The king also stripped 57-year-old Prince Mohammed bin Nayef — MbS’ cousin — of his title as crown prince and removed him from his position as the kingdom’s interior minister.
The decision was approved by 31 of the 34 members of the Allegiance Council, the group responsible for determining the future succession to the throne. Saudi news outlets portrayed the switch as “an orderly reshuffle.“
Saudi stocks climbed, but otherwise the market reaction was muted, likely reflecting the fact that many observers had been expecting this to happen. (Although, some had noted the timing was unexpected.)
Analysts argue that the promotion of MbS, who was already the defence minister and the chair of the Council of Economic Developmental Affairs, likely ensures the continuation of the kingdom’s domestic and foreign policies. He is seen as the key architect of the Vision 2030 plan, which aims to curtail the kingdom’s “addiction” to oil (via various measures including the public listing of a part of the kingdom’s crown jewel, Saudi Aramco), the Yemen campaign, and the recent ostracizing of Qatar.
MbS “has taken an increasingly important role in foreign and domestic policy decision in Saudi Arabia in the past year and we believe his promotion to crown prince — effectively further empowering him — will result in broad policy continuity,” said analysts at BMI Research in a note to clients.
“However, while potentially economically beneficial, with bin Salman a major proponent of reforms to privatize elements of the Saudi economy and entice foreign investment into the country, the move also suggests Saudi Arabia will continue to embrace a hawkish foreign policy, further heightening tensions across the Middle East,” they added.
Notably, if Saudi Arabia continues its more hawkish foreign policy, that could mean an uptick in political risk in the region, which could then have implications for oil prices.

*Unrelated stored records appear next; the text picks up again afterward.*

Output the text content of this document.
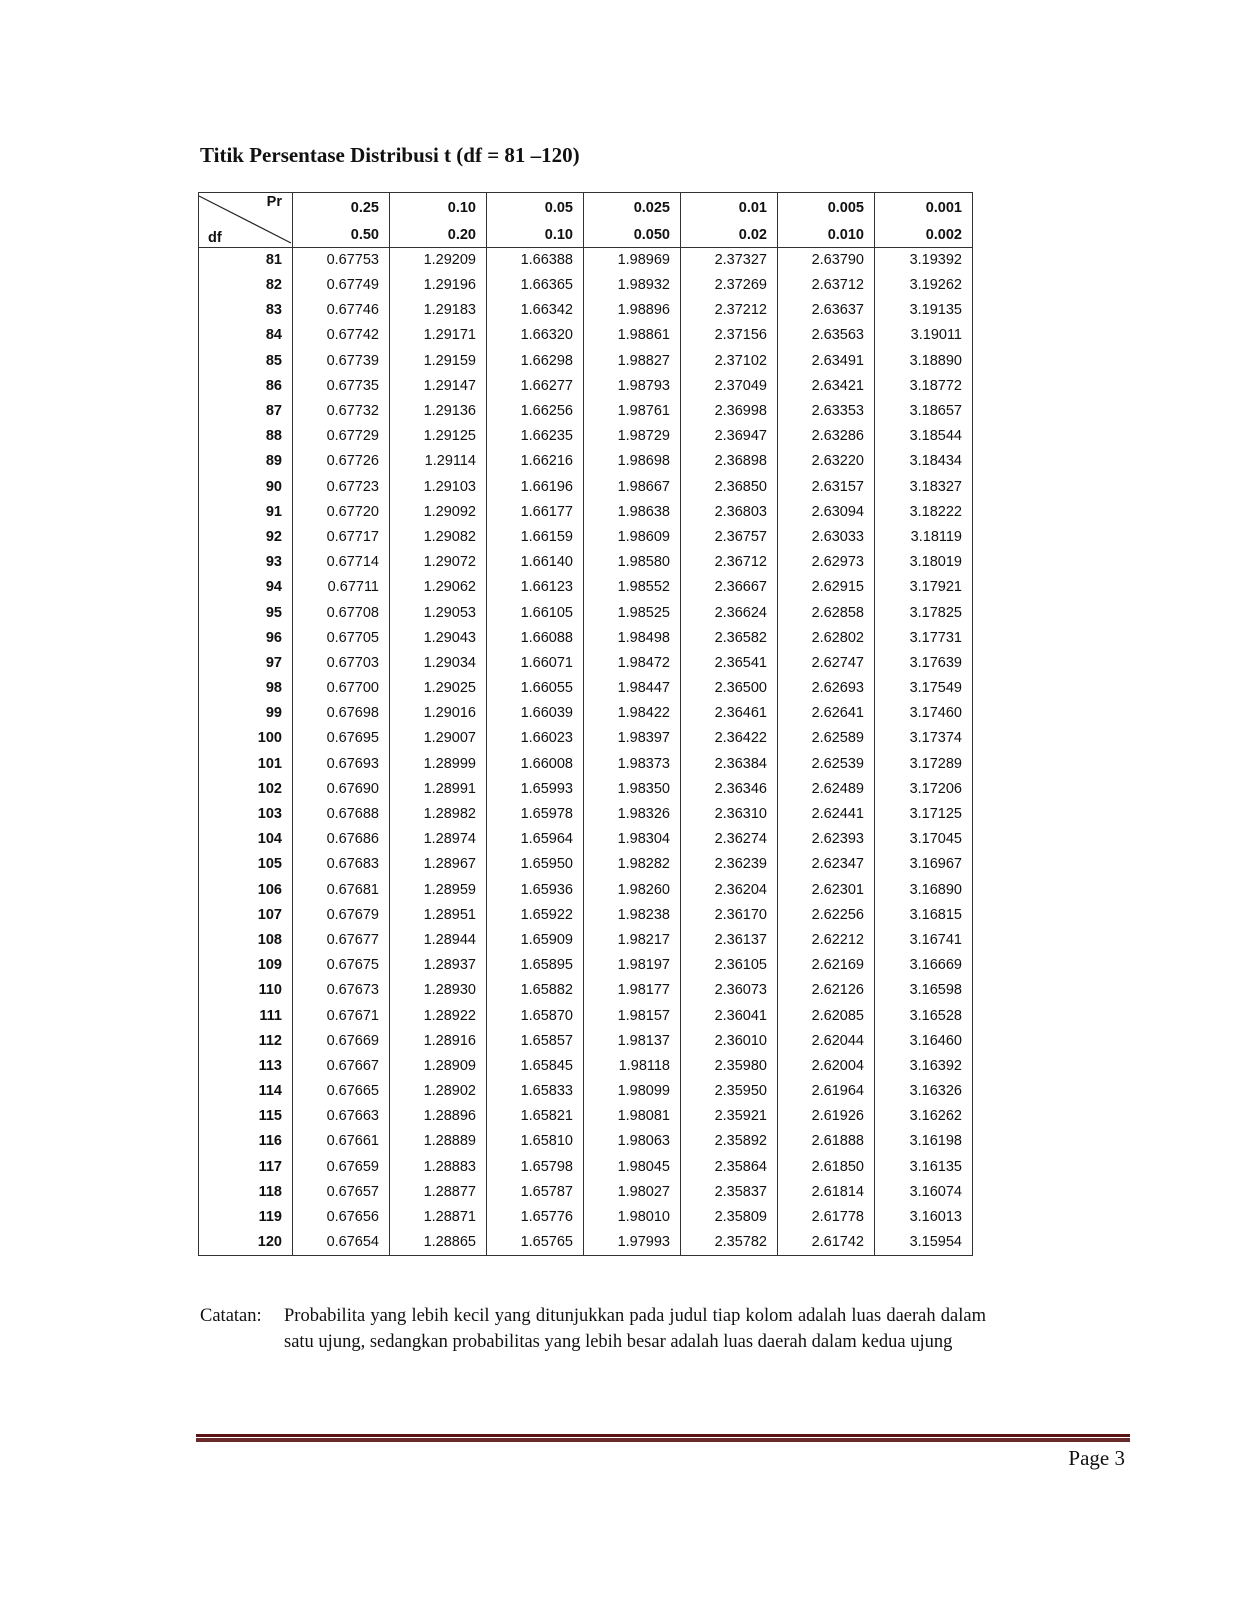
Titik Persentase Distribusi t (df = 81 –120)
Pr
df	0.25	0.10	0.05	0.025	0.01	0.005	0.001
	0.50	0.20	0.10	0.050	0.02	0.010	0.002
81	0.67753	1.29209	1.66388	1.98969	2.37327	2.63790	3.19392
82	0.67749	1.29196	1.66365	1.98932	2.37269	2.63712	3.19262
83	0.67746	1.29183	1.66342	1.98896	2.37212	2.63637	3.19135
84	0.67742	1.29171	1.66320	1.98861	2.37156	2.63563	3.19011
85	0.67739	1.29159	1.66298	1.98827	2.37102	2.63491	3.18890
86	0.67735	1.29147	1.66277	1.98793	2.37049	2.63421	3.18772
87	0.67732	1.29136	1.66256	1.98761	2.36998	2.63353	3.18657
88	0.67729	1.29125	1.66235	1.98729	2.36947	2.63286	3.18544
89	0.67726	1.29114	1.66216	1.98698	2.36898	2.63220	3.18434
90	0.67723	1.29103	1.66196	1.98667	2.36850	2.63157	3.18327
91	0.67720	1.29092	1.66177	1.98638	2.36803	2.63094	3.18222
92	0.67717	1.29082	1.66159	1.98609	2.36757	2.63033	3.18119
93	0.67714	1.29072	1.66140	1.98580	2.36712	2.62973	3.18019
94	0.67711	1.29062	1.66123	1.98552	2.36667	2.62915	3.17921
95	0.67708	1.29053	1.66105	1.98525	2.36624	2.62858	3.17825
96	0.67705	1.29043	1.66088	1.98498	2.36582	2.62802	3.17731
97	0.67703	1.29034	1.66071	1.98472	2.36541	2.62747	3.17639
98	0.67700	1.29025	1.66055	1.98447	2.36500	2.62693	3.17549
99	0.67698	1.29016	1.66039	1.98422	2.36461	2.62641	3.17460
100	0.67695	1.29007	1.66023	1.98397	2.36422	2.62589	3.17374
101	0.67693	1.28999	1.66008	1.98373	2.36384	2.62539	3.17289
102	0.67690	1.28991	1.65993	1.98350	2.36346	2.62489	3.17206
103	0.67688	1.28982	1.65978	1.98326	2.36310	2.62441	3.17125
104	0.67686	1.28974	1.65964	1.98304	2.36274	2.62393	3.17045
105	0.67683	1.28967	1.65950	1.98282	2.36239	2.62347	3.16967
106	0.67681	1.28959	1.65936	1.98260	2.36204	2.62301	3.16890
107	0.67679	1.28951	1.65922	1.98238	2.36170	2.62256	3.16815
108	0.67677	1.28944	1.65909	1.98217	2.36137	2.62212	3.16741
109	0.67675	1.28937	1.65895	1.98197	2.36105	2.62169	3.16669
110	0.67673	1.28930	1.65882	1.98177	2.36073	2.62126	3.16598
111	0.67671	1.28922	1.65870	1.98157	2.36041	2.62085	3.16528
112	0.67669	1.28916	1.65857	1.98137	2.36010	2.62044	3.16460
113	0.67667	1.28909	1.65845	1.98118	2.35980	2.62004	3.16392
114	0.67665	1.28902	1.65833	1.98099	2.35950	2.61964	3.16326
115	0.67663	1.28896	1.65821	1.98081	2.35921	2.61926	3.16262
116	0.67661	1.28889	1.65810	1.98063	2.35892	2.61888	3.16198
117	0.67659	1.28883	1.65798	1.98045	2.35864	2.61850	3.16135
118	0.67657	1.28877	1.65787	1.98027	2.35837	2.61814	3.16074
119	0.67656	1.28871	1.65776	1.98010	2.35809	2.61778	3.16013
120	0.67654	1.28865	1.65765	1.97993	2.35782	2.61742	3.15954
Catatan: Probabilita yang lebih kecil yang ditunjukkan pada judul tiap kolom adalah luas daerah dalam satu ujung, sedangkan probabilitas yang lebih besar adalah luas daerah dalam kedua ujung
Page 3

Prior to Wednesday’s announcement, there had been some concerns from market watchers that if Mohammed bin Nayef ascended the throne, then MbS’ reform agenda could come to a halt. That could become financially problematic for the kingdom in an era of lower-for-longer oil prices.
But, MbS’ promotion appears to have alleviated some of those concerns among investors.

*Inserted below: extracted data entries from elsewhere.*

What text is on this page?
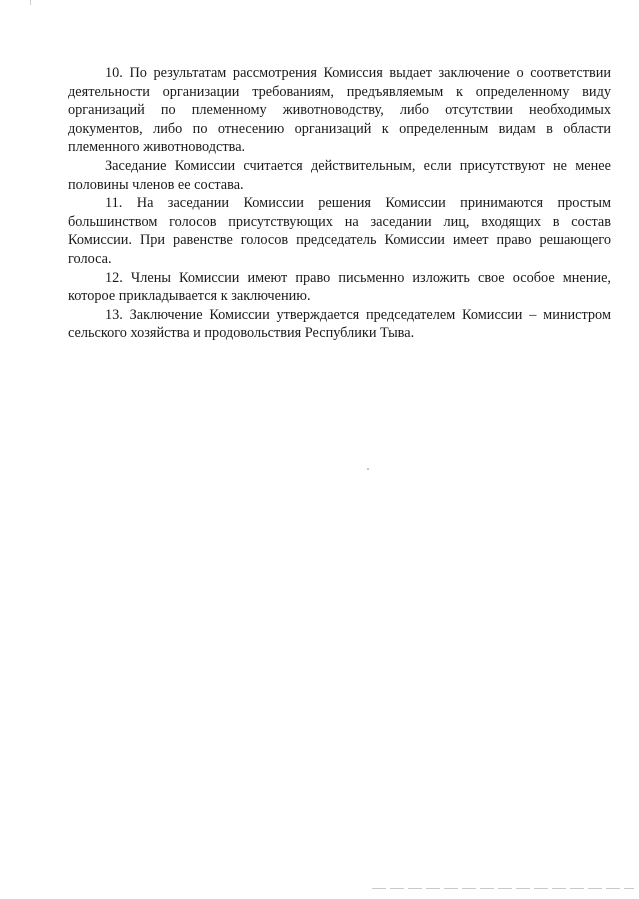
10. По результатам рассмотрения Комиссия выдает заключение о соответствии деятельности организации требованиям, предъявляемым к определенному виду организаций по племенному животноводству, либо отсутствии необходимых документов, либо по отнесению организаций к определенным видам в области племенного животноводства.

Заседание Комиссии считается действительным, если присутствуют не менее половины членов ее состава.

11. На заседании Комиссии решения Комиссии принимаются простым большинством голосов присутствующих на заседании лиц, входящих в состав Комиссии. При равенстве голосов председатель Комиссии имеет право решающего голоса.

12. Члены Комиссии имеют право письменно изложить свое особое мнение, которое прикладывается к заключению.

13. Заключение Комиссии утверждается председателем Комиссии – министром сельского хозяйства и продовольствия Республики Тыва.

“MbS’ new and stronger position removes one of the clouds hanging over the government’s reform plans,” according to Jason Tuvey, Middle East Economist at Capital Economics. “That said, Vision 2030 still faces a number of significant hurdles.”
“In particular, MbS is likely to struggle to break through vested interests within the royal family, the business elite, the civil service and the religious establishment,” he continued. “One key point worth noting from today’s decision is that not all of the 34 members on the Allegiance Council, which has the final say over the issue of succession in the Saudi royal family, voted in favour of the move.”

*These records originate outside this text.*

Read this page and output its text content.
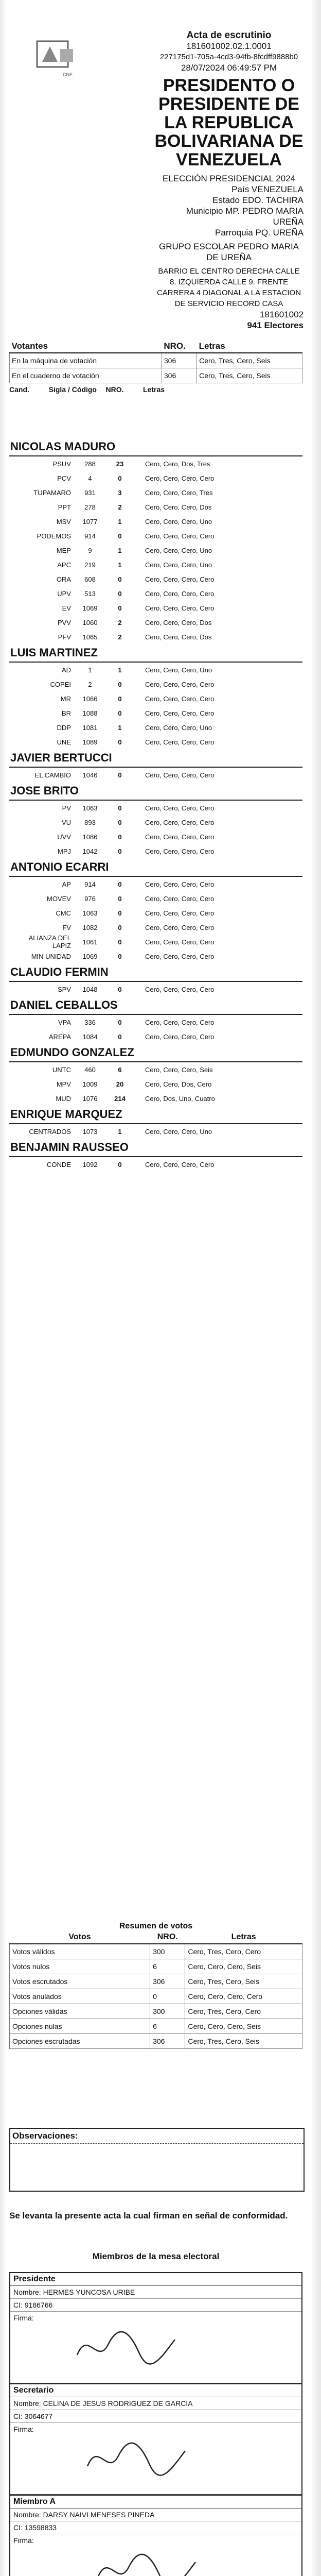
CNE
Acta de escrutinio
181601002.02.1.0001
227175d1-705a-4cd3-94fb-8fcdff9888b0
28/07/2024 06:49:57 PM
PRESIDENTO O PRESIDENTE DE LA REPUBLICA BOLIVARIANA DE VENEZUELA
ELECCIÓN PRESIDENCIAL 2024
País VENEZUELA
Estado EDO. TACHIRA
Municipio MP. PEDRO MARIA UREÑA
Parroquia PQ. UREÑA
GRUPO ESCOLAR PEDRO MARIA DE UREÑA
BARRIO EL CENTRO DERECHA CALLE 8. IZQUIERDA CALLE 9. FRENTE CARRERA 4 DIAGONAL A LA ESTACION DE SERVICIO RECORD CASA
181601002
941 Electores
Votantes	NRO.	Letras
En la máquina de votación	306	Cero, Tres, Cero, Seis
En el cuaderno de votación	306	Cero, Tres, Cero, Seis
Cand.	Sigla / Código	NRO.	Letras
NICOLAS MADURO
PSUV	288	23	Cero, Cero, Dos, Tres
PCV	4	0	Cero, Cero, Cero, Cero
TUPAMARO	931	3	Cero, Cero, Cero, Tres
PPT	278	2	Cero, Cero, Cero, Dos
MSV	1077	1	Cero, Cero, Cero, Uno
PODEMOS	914	0	Cero, Cero, Cero, Cero
MEP	9	1	Cero, Cero, Cero, Uno
APC	219	1	Cero, Cero, Cero, Uno
ORA	608	0	Cero, Cero, Cero, Cero
UPV	513	0	Cero, Cero, Cero, Cero
EV	1069	0	Cero, Cero, Cero, Cero
PVV	1060	2	Cero, Cero, Cero, Dos
PFV	1065	2	Cero, Cero, Cero, Dos
LUIS MARTINEZ
AD	1	1	Cero, Cero, Cero, Uno
COPEI	2	0	Cero, Cero, Cero, Cero
MR	1066	0	Cero, Cero, Cero, Cero
BR	1088	0	Cero, Cero, Cero, Cero
DDP	1081	1	Cero, Cero, Cero, Uno
UNE	1089	0	Cero, Cero, Cero, Cero
JAVIER BERTUCCI
EL CAMBIO	1046	0	Cero, Cero, Cero, Cero
JOSE BRITO
PV	1063	0	Cero, Cero, Cero, Cero
VU	893	0	Cero, Cero, Cero, Cero
UVV	1086	0	Cero, Cero, Cero, Cero
MPJ	1042	0	Cero, Cero, Cero, Cero
ANTONIO ECARRI
AP	914	0	Cero, Cero, Cero, Cero
MOVEV	976	0	Cero, Cero, Cero, Cero
CMC	1063	0	Cero, Cero, Cero, Cero
FV	1082	0	Cero, Cero, Cero, Cero
ALIANZA DEL LAPIZ	1061	0	Cero, Cero, Cero, Cero
MIN UNIDAD	1069	0	Cero, Cero, Cero, Cero
CLAUDIO FERMIN
SPV	1048	0	Cero, Cero, Cero, Cero
DANIEL CEBALLOS
VPA	336	0	Cero, Cero, Cero, Cero
AREPA	1084	0	Cero, Cero, Cero, Cero
EDMUNDO GONZALEZ
UNTC	460	6	Cero, Cero, Cero, Seis
MPV	1009	20	Cero, Cero, Dos, Cero
MUD	1076	214	Cero, Dos, Uno, Cuatro
ENRIQUE MARQUEZ
CENTRADOS	1073	1	Cero, Cero, Cero, Uno
BENJAMIN RAUSSEO
CONDE	1092	0	Cero, Cero, Cero, Cero
Resumen de votos
Votos	NRO.	Letras
Votos válidos	300	Cero, Tres, Cero, Cero
Votos nulos	6	Cero, Cero, Cero, Seis
Votos escrutados	306	Cero, Tres, Cero, Seis
Votos anulados	0	Cero, Cero, Cero, Cero
Opciones válidas	300	Cero, Tres, Cero, Cero
Opciones nulas	6	Cero, Cero, Cero, Seis
Opciones escrutadas	306	Cero, Tres, Cero, Seis
Observaciones:
Se levanta la presente acta la cual firman en señal de conformidad.
Miembros de la mesa electoral
Presidente
Nombre: HERMES YUNCOSA URIBE
CI: 9186766
Firma:
Secretario
Nombre: CELINA DE JESUS RODRIGUEZ DE GARCIA
CI: 3064677
Firma:
Miembro A
Nombre: DARSY NAIVI MENESES PINEDA
CI: 13598833
Firma:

One other notable but largely overlooked detail from Wednesday’s announcement was that, in addition to promoting MbS, King Salman also announced that the bonuses and allowances for public sector employees that were suspended last year would be restored.
The cutbacks were originally part of MbS’ plan to revamp the kingdom’s finances amid the lower-for-longer oil environment and the on-going costly regional conflicts. However, the pain from the austerity was front-loaded, and Saudis were starting to feel it.
The reversal “is a positive for social stability, and will help ease any concerns over the elevation of Mohammed bin Salman,” said analysts at BMI Research. “Nevertheless, the move underlines the difficulties Mohammed bin Salman might yet encounter in his reform efforts, and the need to keep the population on side in the short term potentially trumping the long-term economic need to make structural changes to the economy.”